Led by Dr Martin Zaltz Austwick and Dr Duncan Smith, this module introduces students to methods of visualisation and data mining within the geospatial domain. Developed as a group project, the module aims to provide an understanding of the juxtaposition between research, data capture and data display methodologies. It is designed to build upon the taught sections of the course to develop initial research questions for the dissertation.
Themed around Local Connections, the students linked in with the exhibitions and activities happening at the London Transport Museum‘s Designology season to create their own visions of bus stops which incorporate Smart City data feeds to engage the captive audience of bored people waiting for a bus.
Our first group (Anouchka Lettre, Luigi Rossi and Thomas Russell) based their design on the swiss railway clock and the “multiple time zone” views seen in 20th Century banks and international businesses.
This was in line with a design philosophy which used different scales of time to show users the now (which buses are on their way), the near (where can I get a coffee/meal/stroll within a few minutes), and the more distant future (what events will happen close to this location in the coming hours and days). You can see an example of this for Goodge Street (CASA’s closest tube station at time of writing), but the team have worked up an API which takes data from Eventbrite, Google Places, Wikipedia, and elsewhere – meaning this will work for any bus stop in London.
The team ascertained that people buying coffee or a meal want quality, value and convenience – the radar plot in the bottom left corner represents the users preferences (blue) along with the properties of the cafe (orange) so they can see at a glance how close is comes to their criteria.
They experimented with dynamic basemaps, with different coloration and even 3D rendering of shadows to represent the passage of time, and Ben Day-style print effects to match the appearance of the group’s data visualisations to print media onsite:
Our second group definitely has the best project title we’ve ever seen at CASA, and they set themselves the challenging task of working within the existing design framework of TFL’s bus stops, designing elements for each part of the stop:
The team had certainly set themselves a design challenge to work with such a visually rich template and integrate real-time data feeds in a legible way.

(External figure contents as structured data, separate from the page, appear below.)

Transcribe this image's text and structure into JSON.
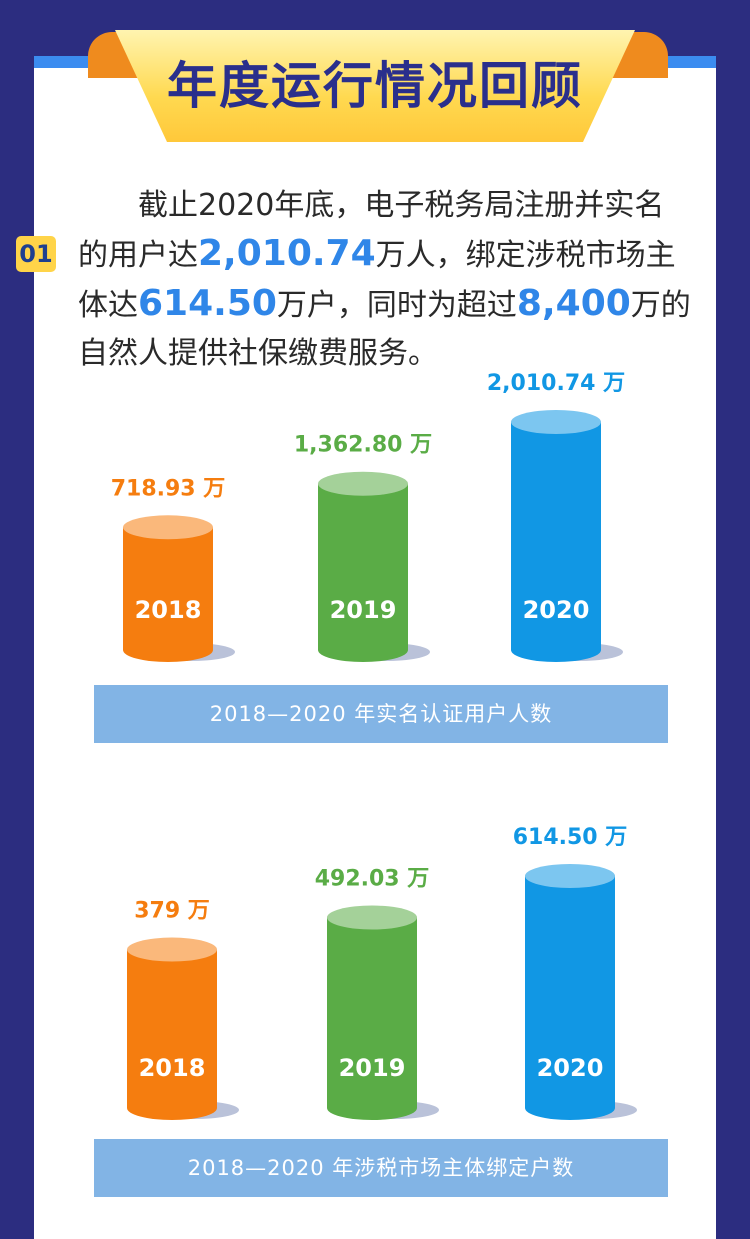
{
  "header": {
    "title": "年度运行情况回顾"
  },
  "section": {
    "number": "01",
    "text_prefix": "截止2020年底，电子税务局注册并实名的用户达",
    "users_value": "2,010.74",
    "text_mid1": "万人，绑定涉税市场主体达",
    "entities_value": "614.50",
    "text_mid2": "万户，同时为超过",
    "persons_value": "8,400",
    "text_suffix": "万的自然人提供社保缴费服务。"
  },
  "chart_data": [
    {
      "type": "bar",
      "categories": [
        "2018",
        "2019",
        "2020"
      ],
      "values": [
        718.93,
        1362.8,
        2010.74
      ],
      "value_labels": [
        "718.93 万",
        "1,362.80 万",
        "2,010.74 万"
      ],
      "colors": [
        "#f57d0f",
        "#5aac46",
        "#1197e4"
      ],
      "title": "2018—2020 年实名认证用户人数"
    },
    {
      "type": "bar",
      "categories": [
        "2018",
        "2019",
        "2020"
      ],
      "values": [
        379,
        492.03,
        614.5
      ],
      "value_labels": [
        "379 万",
        "492.03 万",
        "614.50 万"
      ],
      "colors": [
        "#f57d0f",
        "#5aac46",
        "#1197e4"
      ],
      "title": "2018—2020 年涉税市场主体绑定户数"
    }
  ]
}
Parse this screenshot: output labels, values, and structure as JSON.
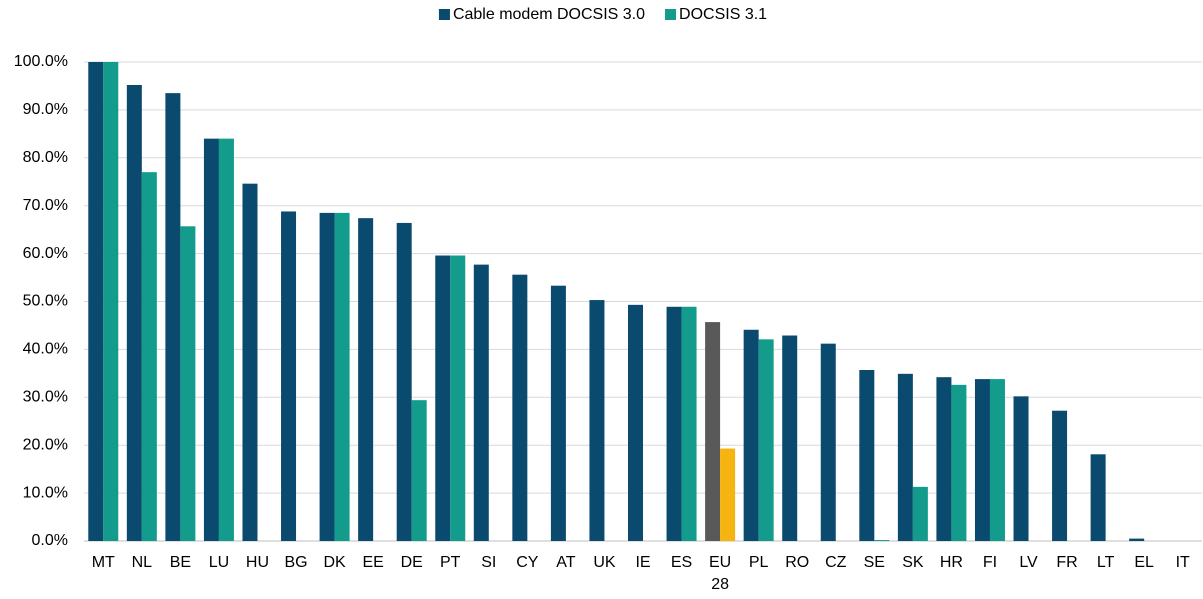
{
  "chart_data": {
    "type": "bar",
    "categories": [
      "MT",
      "NL",
      "BE",
      "LU",
      "HU",
      "BG",
      "DK",
      "EE",
      "DE",
      "PT",
      "SI",
      "CY",
      "AT",
      "UK",
      "IE",
      "ES",
      "EU 28",
      "PL",
      "RO",
      "CZ",
      "SE",
      "SK",
      "HR",
      "FI",
      "LV",
      "FR",
      "LT",
      "EL",
      "IT"
    ],
    "series": [
      {
        "name": "Cable modem DOCSIS 3.0",
        "color": "#0b4a6f",
        "colors": [
          "#0b4a6f",
          "#0b4a6f",
          "#0b4a6f",
          "#0b4a6f",
          "#0b4a6f",
          "#0b4a6f",
          "#0b4a6f",
          "#0b4a6f",
          "#0b4a6f",
          "#0b4a6f",
          "#0b4a6f",
          "#0b4a6f",
          "#0b4a6f",
          "#0b4a6f",
          "#0b4a6f",
          "#0b4a6f",
          "#595959",
          "#0b4a6f",
          "#0b4a6f",
          "#0b4a6f",
          "#0b4a6f",
          "#0b4a6f",
          "#0b4a6f",
          "#0b4a6f",
          "#0b4a6f",
          "#0b4a6f",
          "#0b4a6f",
          "#0b4a6f",
          "#0b4a6f"
        ],
        "values": [
          100,
          95.2,
          93.5,
          84,
          74.6,
          68.8,
          68.5,
          67.4,
          66.4,
          59.6,
          57.7,
          55.6,
          53.3,
          50.3,
          49.3,
          48.9,
          45.7,
          44.1,
          42.9,
          41.2,
          35.7,
          34.9,
          34.2,
          33.8,
          30.2,
          27.2,
          18.1,
          0.5,
          0
        ]
      },
      {
        "name": "DOCSIS 3.1",
        "color": "#139b8b",
        "colors": [
          "#139b8b",
          "#139b8b",
          "#139b8b",
          "#139b8b",
          "#139b8b",
          "#139b8b",
          "#139b8b",
          "#139b8b",
          "#139b8b",
          "#139b8b",
          "#139b8b",
          "#139b8b",
          "#139b8b",
          "#139b8b",
          "#139b8b",
          "#139b8b",
          "#f5b40f",
          "#139b8b",
          "#139b8b",
          "#139b8b",
          "#139b8b",
          "#139b8b",
          "#139b8b",
          "#139b8b",
          "#139b8b",
          "#139b8b",
          "#139b8b",
          "#139b8b",
          "#139b8b"
        ],
        "values": [
          100,
          77,
          65.7,
          84,
          0,
          0,
          68.5,
          0,
          29.4,
          59.6,
          0,
          0,
          0,
          0,
          0,
          48.9,
          19.3,
          42.1,
          0,
          0,
          0.2,
          11.3,
          32.6,
          33.8,
          0,
          0,
          0,
          0,
          0
        ]
      }
    ],
    "ylim": [
      0,
      100
    ],
    "yticks": [
      {
        "value": 0,
        "label": "0.0%"
      },
      {
        "value": 10,
        "label": "10.0%"
      },
      {
        "value": 20,
        "label": "20.0%"
      },
      {
        "value": 30,
        "label": "30.0%"
      },
      {
        "value": 40,
        "label": "40.0%"
      },
      {
        "value": 50,
        "label": "50.0%"
      },
      {
        "value": 60,
        "label": "60.0%"
      },
      {
        "value": 70,
        "label": "70.0%"
      },
      {
        "value": 80,
        "label": "80.0%"
      },
      {
        "value": 90,
        "label": "90.0%"
      },
      {
        "value": 100,
        "label": "100.0%"
      }
    ],
    "grid": true,
    "legend": "top"
  }
}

Their solution focussed on only drawing attention to key elements, and giving users a moving indicator of where their bus is. Here is a excerpt:
Notice how they have de-emphasized irrelevant routes, represented buses with colour-coded circles to prevent clutter when they overlap, and retained detailed summary information about all the local buses on the right hand side. They brought this animated spider map together with local information to provide this dashboard view of where you are now:
The group also provided an animated 3D view of the local space, building on the bus arrival information and models of the buildings in the local environment.
Heidi, Kaisa, Yuefeng (“Jeff”) and Aditya wanted to understand the marathon from a data-driven perspective – both as an athletic event, and as one which has impact across the world. They set about gathering data from the Marathon site about runners, and in parallel, mining Twitter for buzz running up to the event by searching on marathon-related hashtags across the world. The also gathered data on race day in London in order to see live tweets as they happened over the course of the race.

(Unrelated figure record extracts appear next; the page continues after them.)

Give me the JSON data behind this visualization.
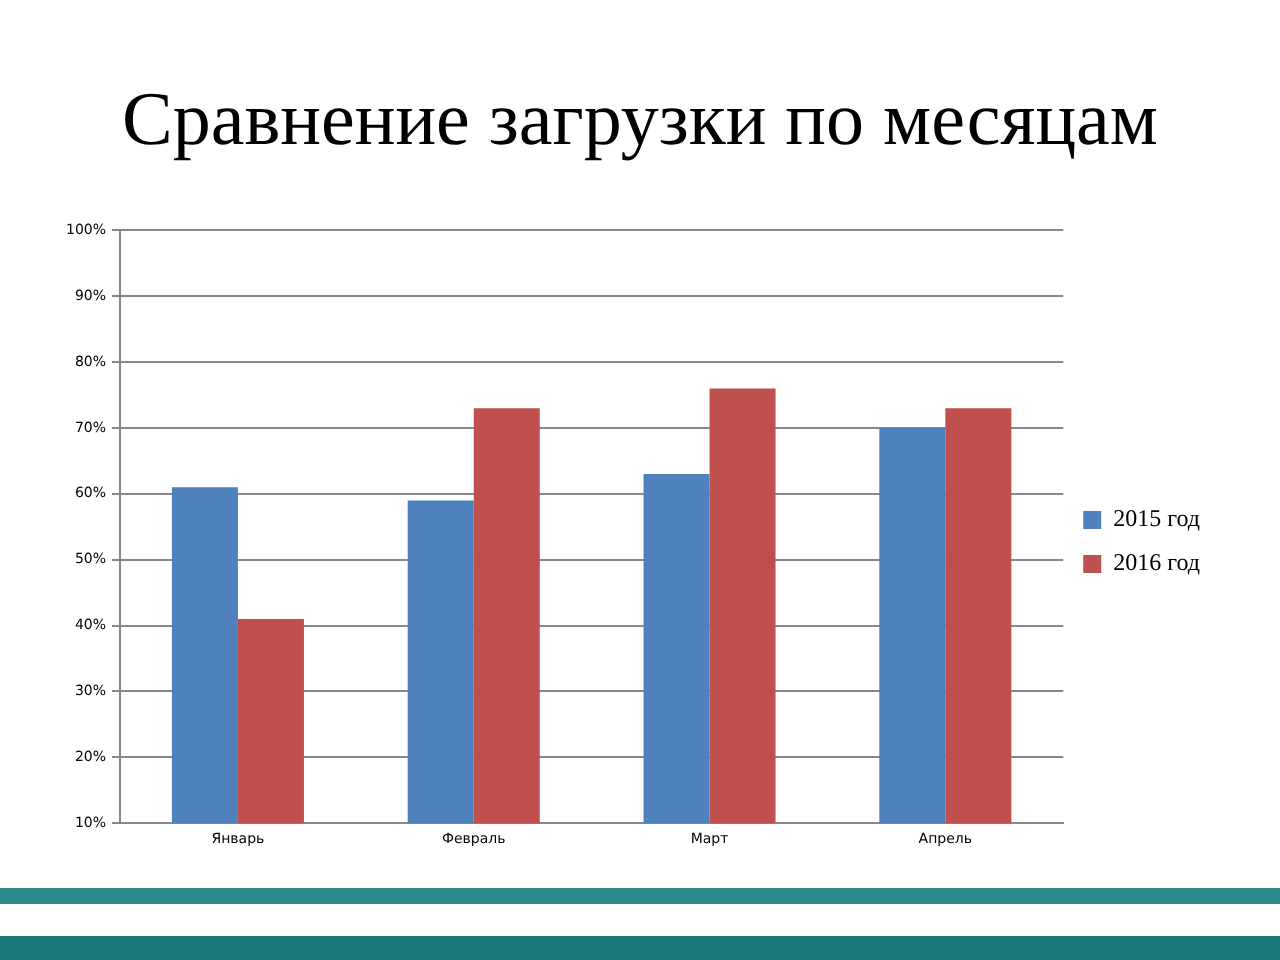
{
  "chart_data": {
    "type": "bar",
    "title": "Сравнение загрузки по месяцам",
    "categories": [
      "Январь",
      "Февраль",
      "Март",
      "Апрель"
    ],
    "series": [
      {
        "name": "2015 год",
        "color": "#4f81bd",
        "values": [
          61,
          59,
          63,
          70
        ]
      },
      {
        "name": "2016 год",
        "color": "#c0504d",
        "values": [
          41,
          73,
          76,
          73
        ]
      }
    ],
    "ylim": [
      10,
      100
    ],
    "yticks": [
      {
        "value": 10,
        "label": "10%"
      },
      {
        "value": 20,
        "label": "20%"
      },
      {
        "value": 30,
        "label": "30%"
      },
      {
        "value": 40,
        "label": "40%"
      },
      {
        "value": 50,
        "label": "50%"
      },
      {
        "value": 60,
        "label": "60%"
      },
      {
        "value": 70,
        "label": "70%"
      },
      {
        "value": 80,
        "label": "80%"
      },
      {
        "value": 90,
        "label": "90%"
      },
      {
        "value": 100,
        "label": "100%"
      }
    ],
    "grid": "y",
    "legend": "right"
  }
}
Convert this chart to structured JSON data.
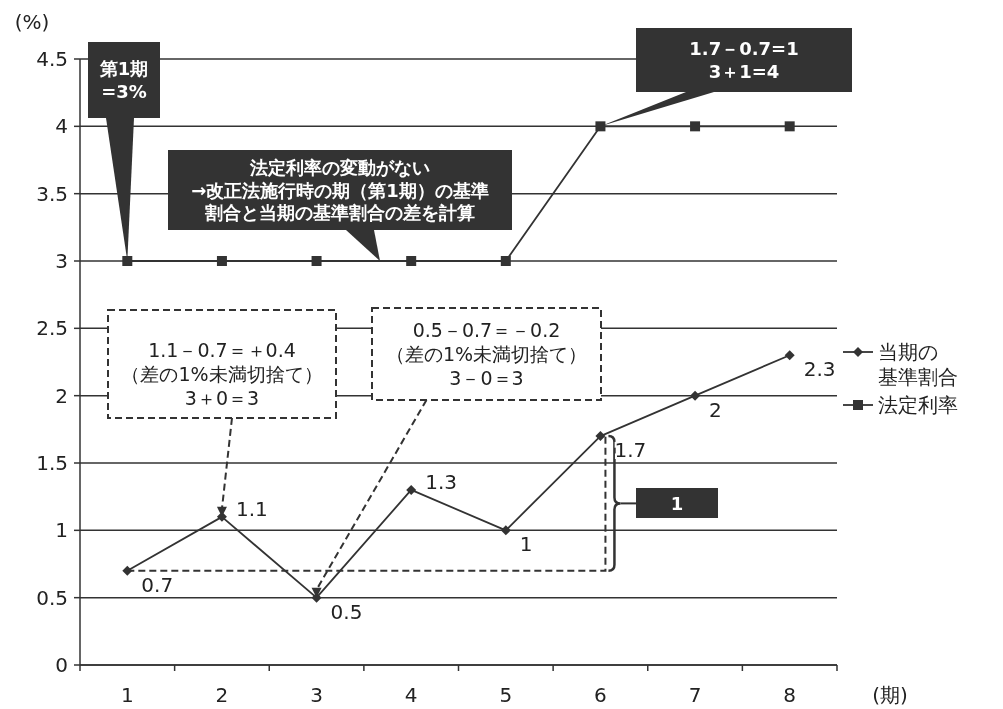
{
  "chart_data": {
    "type": "line",
    "xlabel": "(期)",
    "ylabel": "(%)",
    "categories": [
      "1",
      "2",
      "3",
      "4",
      "5",
      "6",
      "7",
      "8"
    ],
    "series": [
      {
        "name": "当期の基準割合",
        "color": "#333333",
        "marker": "diamond",
        "values": [
          0.7,
          1.1,
          0.5,
          1.3,
          1,
          1.7,
          2,
          2.3
        ],
        "value_labels": [
          "0.7",
          "1.1",
          "0.5",
          "1.3",
          "1",
          "1.7",
          "2",
          "2.3"
        ]
      },
      {
        "name": "法定利率",
        "color": "#333333",
        "marker": "square",
        "values": [
          3,
          3,
          3,
          3,
          3,
          4,
          4,
          4
        ]
      }
    ],
    "ylim": [
      0,
      4.5
    ],
    "yticks": [
      0,
      0.5,
      1,
      1.5,
      2,
      2.5,
      3,
      3.5,
      4,
      4.5
    ],
    "grid": "y",
    "legend": "right",
    "line_style": "solid",
    "annotations": [
      {
        "text": "第1期\n=3%",
        "x": "1",
        "y": 3
      },
      "法定利率の変動がない→改正法施行時の期（第1期）の基準割合と当期の基準割合の差を計算",
      {
        "text": "1.7－0.7=1\n3＋1=4",
        "x": "6",
        "y": 4
      },
      {
        "text": "1.1－0.7＝＋0.4\n（差の1%未満切捨て）\n3＋0＝3",
        "x": "2",
        "y": 1.1
      },
      {
        "text": "0.5－0.7＝－0.2\n（差の1%未満切捨て）\n3－0＝3",
        "x": "3",
        "y": 0.5
      },
      "1"
    ]
  }
}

These were the datasets, and from this the team was able to generate a diverse but coherent set of visualisations: maps of tweets around the world, visualisations of international runners travelling to the UK, and visualisations of the race itself drawn from real running data. The 2D version of this incorporates weather and curated tweets of encouragement; the 3D version has a detailed 3D model of London and a high-resolution basemap.
The group then synthesised these elements into the coherent and concise video you see above. Choosing a consistent colour palette and base map glue the individual pieces together; the use of a voice over draws to viewer in and ties the elements together further.

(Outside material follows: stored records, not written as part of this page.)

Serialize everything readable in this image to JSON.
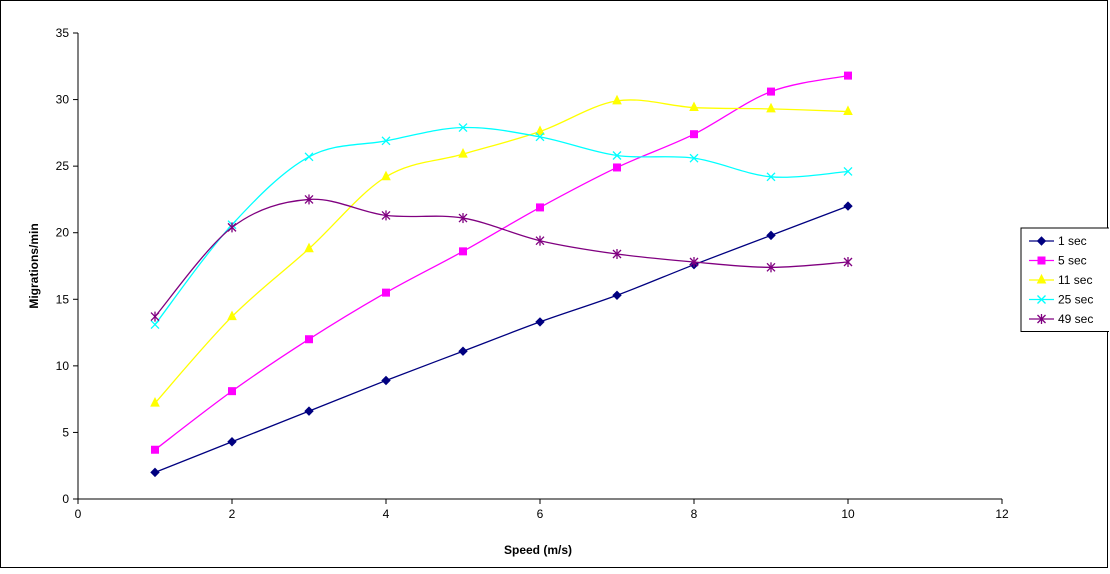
{
  "chart_data": {
    "type": "line",
    "title": "",
    "xlabel": "Speed (m/s)",
    "ylabel": "Migrations/min",
    "xlim": [
      0,
      12
    ],
    "ylim": [
      0,
      35
    ],
    "xticks": [
      0,
      2,
      4,
      6,
      8,
      10,
      12
    ],
    "yticks": [
      0,
      5,
      10,
      15,
      20,
      25,
      30,
      35
    ],
    "grid": false,
    "smoothed": true,
    "legend_position": "right",
    "x": [
      1,
      2,
      3,
      4,
      5,
      6,
      7,
      8,
      9,
      10
    ],
    "series": [
      {
        "name": "1 sec",
        "color": "#000080",
        "marker": "diamond",
        "values": [
          2.0,
          4.3,
          6.6,
          8.9,
          11.1,
          13.3,
          15.3,
          17.6,
          19.8,
          22.0
        ]
      },
      {
        "name": "5 sec",
        "color": "#FF00FF",
        "marker": "square",
        "values": [
          3.7,
          8.1,
          12.0,
          15.5,
          18.6,
          21.9,
          24.9,
          27.4,
          30.6,
          31.8
        ]
      },
      {
        "name": "11 sec",
        "color": "#FFFF00",
        "marker": "triangle",
        "values": [
          7.2,
          13.7,
          18.8,
          24.2,
          25.9,
          27.6,
          29.9,
          29.4,
          29.3,
          29.1
        ]
      },
      {
        "name": "25 sec",
        "color": "#00FFFF",
        "marker": "x",
        "values": [
          13.1,
          20.6,
          25.7,
          26.9,
          27.9,
          27.2,
          25.8,
          25.6,
          24.2,
          24.6
        ]
      },
      {
        "name": "49 sec",
        "color": "#800080",
        "marker": "star",
        "values": [
          13.7,
          20.4,
          22.5,
          21.3,
          21.1,
          19.4,
          18.4,
          17.8,
          17.4,
          17.8
        ]
      }
    ]
  }
}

In the course of this project, the students used elements from all aspects of their visualisation course – 3D environments, data collection, and programmatic visualisation – but it’s what the elements have in common that makes for an effective project.
Activity Beyond Barriers, 2013-14
Students mined data from Oyster Cards (London’s smart card for transportation), identifying patterns of travel for users with mobility barriers. The group created a series of GIS analyses and visualisations, including these powerful 3D visualisations showing real data across the city in the course of a typical day, with users with mobility barriers highlighted in red.
Active Thames, 2014The group focussed on the River Thames (which runs through the centre of London), and its role as a driver of economic and cultural activity in our capital. This visualisation drew together data from Twitter, Instagram, River Buses and real building models, to create a flythrough of the Thames’ active presence.
UCLive Augmented Reality Campus, 2012-13
Students created an augmented reality app for Android Tablets which triggers from the UCL map (found across the campus) – showing twitter activity, the availability of computers, geolocated samples from the “Sounds of UCL” Soundcloud stream, and modelling transport patterns and availability. Members of the team went on to develop a similar app for English Heritage in a project that summer.
Infinite Museum, 2011-12
The procedurally-generated museum that you see in this flythrough contains a showcase of visualisations from throughout the students’ study – from urban models to cellular automata. They created an interactive that generated the rooms of the museum on the fly based on user preference.